Exactly seven months from today, on Friday 6 May, there will be a big bang in British politics - if Michael Howard becomes Prime Minister. The Queen will need to be roused from her bed early to ask him to form an administration, because "on day one" the new occupant of No 10 will tell police officers that form-filling will stop. "On day one" headteachers will be given control over their classrooms and be given control over expulsions. "On day one" Civil Service recruitment will be frozen. "On day one" the date for the referendum on the European constitution will be set. Within the first week, the new health and education ministers will begin scrapping Whitehall targets for health and hospitals. The new Foreign Secretary will be signalling Britain's intention to withdraw from the UN refugee convention.

The "timetable for action" will impinge least, however, on the new Chancellor, Oliver Letwin, who seems to have unlimited time to find ways to cut taxes. "When I can, I will cut taxes," said Mr Howard on his behalf. Mr Howard did much metaphorical throat clearing before setting out his vision of a Tory Britain. There was a huge opening section about politicians' broken promises and a mea culpa about the failure of the Tory promise, in government, to cut taxes year on year after the 1992 general election. This was a speech heavy, at the beginning, with promises not to make promises.

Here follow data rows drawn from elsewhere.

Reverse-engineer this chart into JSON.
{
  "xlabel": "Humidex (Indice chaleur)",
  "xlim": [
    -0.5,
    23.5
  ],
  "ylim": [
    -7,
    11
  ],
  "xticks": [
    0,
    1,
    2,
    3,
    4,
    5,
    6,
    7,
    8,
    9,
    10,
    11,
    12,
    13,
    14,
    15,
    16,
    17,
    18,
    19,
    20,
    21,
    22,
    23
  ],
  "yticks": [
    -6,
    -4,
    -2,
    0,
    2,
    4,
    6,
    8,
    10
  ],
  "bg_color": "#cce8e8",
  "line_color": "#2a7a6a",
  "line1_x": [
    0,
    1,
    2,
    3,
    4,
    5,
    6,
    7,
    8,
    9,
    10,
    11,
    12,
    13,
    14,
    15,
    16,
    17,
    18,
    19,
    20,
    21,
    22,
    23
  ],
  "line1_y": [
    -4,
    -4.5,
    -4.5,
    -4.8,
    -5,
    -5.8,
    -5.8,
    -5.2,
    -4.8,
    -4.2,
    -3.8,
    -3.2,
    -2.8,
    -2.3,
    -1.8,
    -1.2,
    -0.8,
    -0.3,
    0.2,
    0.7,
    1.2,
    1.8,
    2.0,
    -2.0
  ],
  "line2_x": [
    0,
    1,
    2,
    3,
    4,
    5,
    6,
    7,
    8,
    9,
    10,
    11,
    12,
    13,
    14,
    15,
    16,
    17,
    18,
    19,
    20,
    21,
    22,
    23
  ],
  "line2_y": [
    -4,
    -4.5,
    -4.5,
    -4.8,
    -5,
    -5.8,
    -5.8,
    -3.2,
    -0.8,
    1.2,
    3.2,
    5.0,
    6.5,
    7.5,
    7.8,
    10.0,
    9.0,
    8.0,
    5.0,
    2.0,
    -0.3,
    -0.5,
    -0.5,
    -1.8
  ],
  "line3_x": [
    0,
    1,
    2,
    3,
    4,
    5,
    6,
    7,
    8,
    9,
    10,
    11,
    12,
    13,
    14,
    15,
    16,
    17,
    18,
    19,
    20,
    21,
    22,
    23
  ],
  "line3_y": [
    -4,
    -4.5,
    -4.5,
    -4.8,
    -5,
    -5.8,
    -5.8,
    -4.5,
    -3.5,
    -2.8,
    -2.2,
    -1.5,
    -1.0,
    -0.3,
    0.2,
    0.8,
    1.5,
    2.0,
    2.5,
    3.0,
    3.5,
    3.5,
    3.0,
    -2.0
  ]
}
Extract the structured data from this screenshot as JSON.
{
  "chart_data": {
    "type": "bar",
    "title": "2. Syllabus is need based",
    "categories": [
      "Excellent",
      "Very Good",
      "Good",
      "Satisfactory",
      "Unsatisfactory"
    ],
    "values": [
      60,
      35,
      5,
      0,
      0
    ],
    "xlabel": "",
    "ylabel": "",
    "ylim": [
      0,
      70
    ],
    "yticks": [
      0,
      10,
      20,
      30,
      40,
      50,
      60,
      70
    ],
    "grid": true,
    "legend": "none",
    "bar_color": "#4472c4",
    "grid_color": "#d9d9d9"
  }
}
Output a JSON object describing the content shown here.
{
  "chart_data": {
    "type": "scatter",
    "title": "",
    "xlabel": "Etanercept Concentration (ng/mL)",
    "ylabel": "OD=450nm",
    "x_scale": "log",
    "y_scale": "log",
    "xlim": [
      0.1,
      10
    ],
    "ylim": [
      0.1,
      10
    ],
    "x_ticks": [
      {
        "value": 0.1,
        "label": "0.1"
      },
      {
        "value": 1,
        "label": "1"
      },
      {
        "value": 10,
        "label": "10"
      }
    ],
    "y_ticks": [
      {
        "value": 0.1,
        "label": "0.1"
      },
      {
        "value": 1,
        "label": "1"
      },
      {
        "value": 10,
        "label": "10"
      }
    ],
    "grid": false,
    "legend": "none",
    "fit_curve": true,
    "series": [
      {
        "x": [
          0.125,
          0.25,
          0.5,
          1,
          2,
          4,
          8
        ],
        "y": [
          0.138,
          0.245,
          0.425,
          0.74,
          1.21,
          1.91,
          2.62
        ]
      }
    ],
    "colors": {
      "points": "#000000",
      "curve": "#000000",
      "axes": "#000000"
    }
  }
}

There are rumours of tensions among senior Tories about the inability to make specific commitments on tax and the issue still hangs, unresolved, in the air. Stamp duty, council tax, inheritance tax and the threshold for paying top-rate tax have been singled out for possible attention. Appetites have been whetted and vague hints been dropped. If the intention is to save up further specific announcements until the publication of the election manifesto then Mr Letwin runs the risk of Gordon Brown doing to him what he did to Peter Lilley in the 1997 general election campaign. When Mr Lilley was presenting the Tories' "pension plus" policy it was immediately trashed by Mr Brown as "Tories to privatise your pension". It was a meaningless phrase but it somehow struck a chord with voters and Mr Lilley was bogged down in a complicated row that lost more votes.

Mr Howard's immediate task, however, was to staunch the potential flow of votes from the Tories to UKIP. In this he has probably succeeded - for the time being. Credit for this achievement appears to be going to John Redwood who has secured the return of Mr Sykes to the Tory fold. But Mr Howard may have to pay a high price for Mr Redwood's renewed prominence at the heart of the Tory team. I suspect that the TV clip of Mr Redwood's "I'm back" announcement at the start of his own conference debut will be replayed mercilessly by Labour in forthcoming party political broadcasts and posters.

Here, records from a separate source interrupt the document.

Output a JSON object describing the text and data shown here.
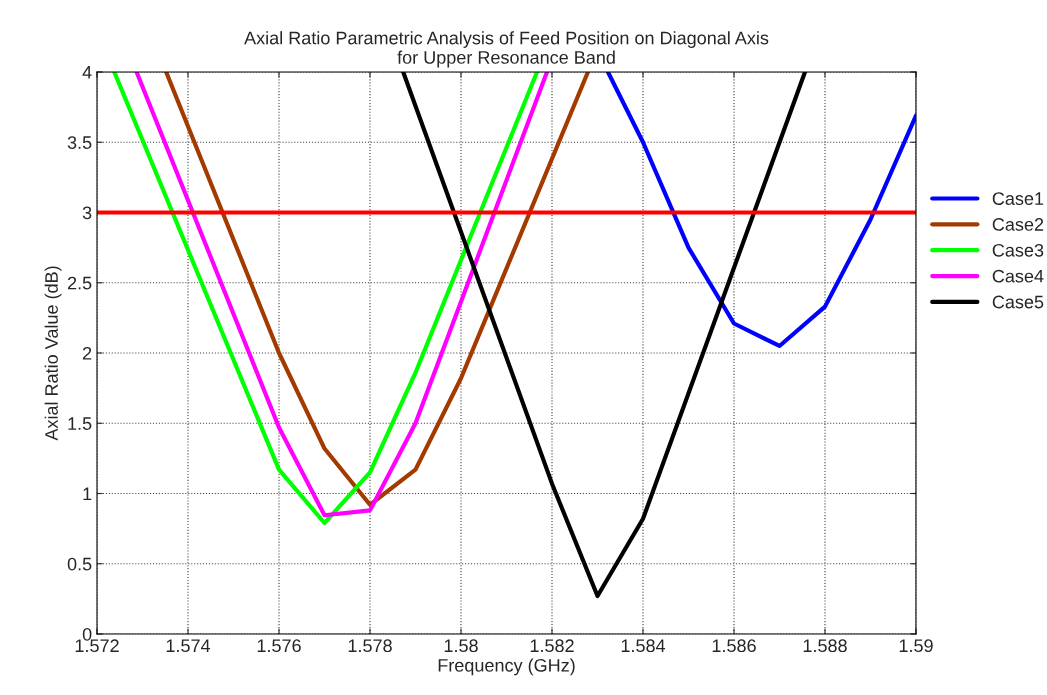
{
  "chart_data": {
    "type": "line",
    "title": "Axial Ratio Parametric Analysis of Feed Position on Diagonal Axis\nfor Upper Resonance Band",
    "xlabel": "Frequency (GHz)",
    "ylabel": "Axial Ratio Value (dB)",
    "xlim": [
      1.572,
      1.59
    ],
    "xticks": [
      1.572,
      1.574,
      1.576,
      1.578,
      1.58,
      1.582,
      1.584,
      1.586,
      1.588,
      1.59
    ],
    "ylim": [
      0,
      4
    ],
    "yticks": [
      0,
      0.5,
      1,
      1.5,
      2,
      2.5,
      3,
      3.5,
      4
    ],
    "grid": true,
    "legend": "right",
    "line_style": "solid",
    "marker": "none",
    "ref_lines": [
      {
        "axis": "y",
        "value": 3,
        "color": "#ff0000",
        "line_style": "solid"
      }
    ],
    "series": [
      {
        "name": "Case1",
        "color": "#0000ff",
        "x": [
          1.58323,
          1.584,
          1.585,
          1.586,
          1.587,
          1.588,
          1.589,
          1.59
        ],
        "values": [
          4,
          3.5,
          2.75,
          2.21,
          2.05,
          2.33,
          2.95,
          3.69
        ]
      },
      {
        "name": "Case2",
        "color": "#a33a00",
        "x": [
          1.57352,
          1.576,
          1.577,
          1.578,
          1.579,
          1.58,
          1.58279
        ],
        "values": [
          4,
          2.0,
          1.32,
          0.92,
          1.17,
          1.82,
          4
        ]
      },
      {
        "name": "Case3",
        "color": "#00ff00",
        "x": [
          1.57238,
          1.576,
          1.577,
          1.578,
          1.579,
          1.58167
        ],
        "values": [
          4,
          1.17,
          0.79,
          1.15,
          1.86,
          4
        ]
      },
      {
        "name": "Case4",
        "color": "#ff00ff",
        "x": [
          1.57287,
          1.576,
          1.577,
          1.578,
          1.579,
          1.58189
        ],
        "values": [
          4,
          1.47,
          0.845,
          0.88,
          1.5,
          4
        ]
      },
      {
        "name": "Case5",
        "color": "#000000",
        "x": [
          1.57873,
          1.582,
          1.583,
          1.584,
          1.58756
        ],
        "values": [
          4,
          1.07,
          0.27,
          0.82,
          4
        ]
      }
    ]
  }
}
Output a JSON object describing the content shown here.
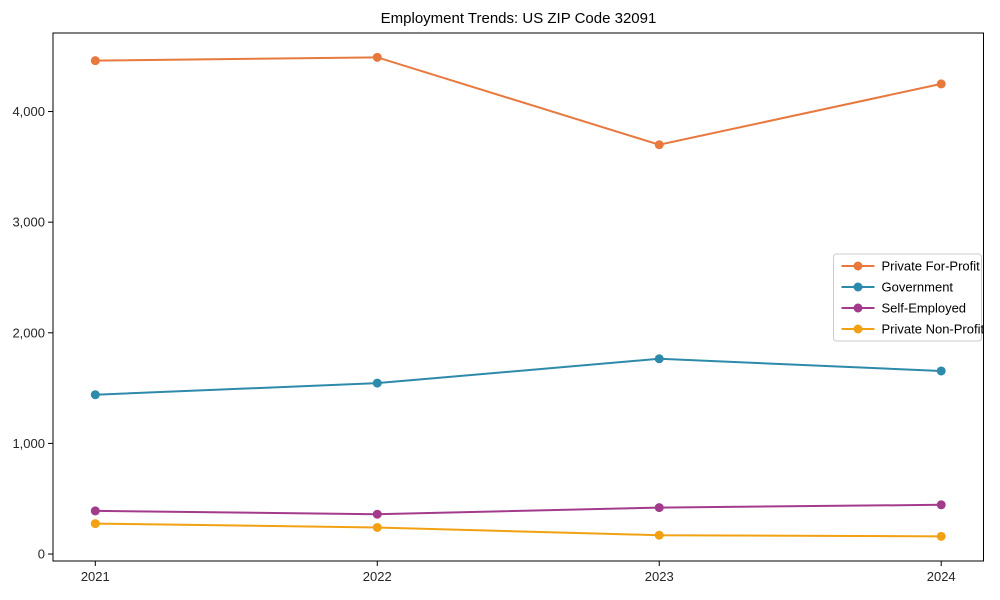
{
  "chart_data": {
    "type": "line",
    "title": "Employment Trends: US ZIP Code 32091",
    "xlabel": "",
    "ylabel": "",
    "x": [
      2021,
      2022,
      2023,
      2024
    ],
    "x_tick_labels": [
      "2021",
      "2022",
      "2023",
      "2024"
    ],
    "y_tick_values": [
      0,
      1000,
      2000,
      3000,
      4000
    ],
    "y_tick_labels": [
      "0",
      "1,000",
      "2,000",
      "3,000",
      "4,000"
    ],
    "xlim": [
      2020.85,
      2024.15
    ],
    "ylim": [
      -63,
      4710
    ],
    "grid": false,
    "legend_position": "center-right",
    "series": [
      {
        "name": "Private For-Profit",
        "color": "#e8793e",
        "values": [
          4460,
          4490,
          3700,
          4250
        ]
      },
      {
        "name": "Government",
        "color": "#2e8aab",
        "values": [
          1440,
          1545,
          1765,
          1655
        ]
      },
      {
        "name": "Self-Employed",
        "color": "#a33b8d",
        "values": [
          390,
          360,
          420,
          445
        ]
      },
      {
        "name": "Private Non-Profit",
        "color": "#f2a113",
        "values": [
          275,
          240,
          170,
          160
        ]
      }
    ],
    "axis_color": "#000000",
    "legend_border_color": "#cccccc"
  }
}
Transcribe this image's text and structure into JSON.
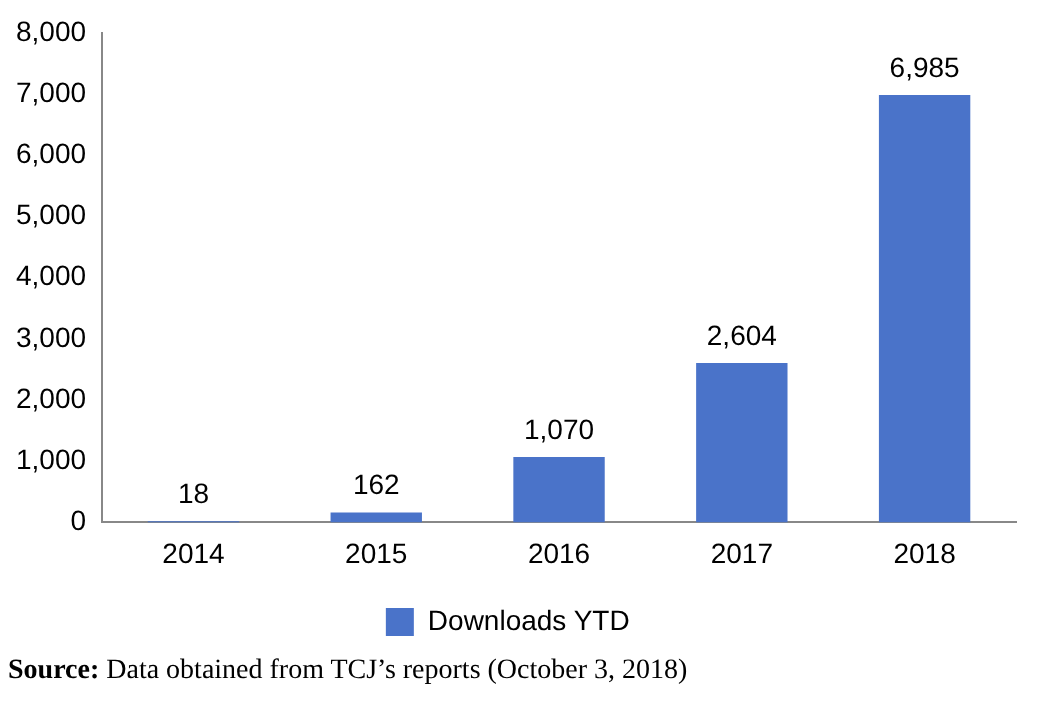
{
  "chart_data": {
    "type": "bar",
    "categories": [
      "2014",
      "2015",
      "2016",
      "2017",
      "2018"
    ],
    "series": [
      {
        "name": "Downloads YTD",
        "color": "#4a73c9",
        "values": [
          18,
          162,
          1070,
          2604,
          6985
        ],
        "value_labels": [
          "18",
          "162",
          "1,070",
          "2,604",
          "6,985"
        ]
      }
    ],
    "ylim": [
      0,
      8000
    ],
    "yticks": [
      0,
      {
        "value": 1000,
        "label": "1,000"
      },
      {
        "value": 2000,
        "label": "2,000"
      },
      {
        "value": 3000,
        "label": "3,000"
      },
      {
        "value": 4000,
        "label": "4,000"
      },
      {
        "value": 5000,
        "label": "5,000"
      },
      {
        "value": 6000,
        "label": "6,000"
      },
      {
        "value": 7000,
        "label": "7,000"
      },
      {
        "value": 8000,
        "label": "8,000"
      }
    ],
    "grid": false,
    "legend": "bottom",
    "annotations": [
      "Source: Data obtained from TCJ’s reports (October 3, 2018)"
    ]
  }
}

Mr Howard tried to emulate the 1997 Labour pledge card. This time it is "10 words to remember: school discipline, more police, cleaner hospitals, lower taxes, controlled immigration". At least this is a message the average party worker and canvasser can remember although it reads a bit like a supermarket shopping list.

In the end, however, will anything be changed by next week, next month or next May? Whether this speech has altered the voters' perceptions of Mr Howard and the Tory party will only be known when we see the next set of polls. I still fear that the more likely course of events on "day one" will be a grisly telephone call to Tony Blair from above the Starbucks coffee shop in Victoria Street conceding defeat. And the sad fact remains that one good speech, one autumn morning, does not alter any of the facts to which I have previously drawn attention about the hopeless state of the party in many of the constituencies that are without Tory MPs.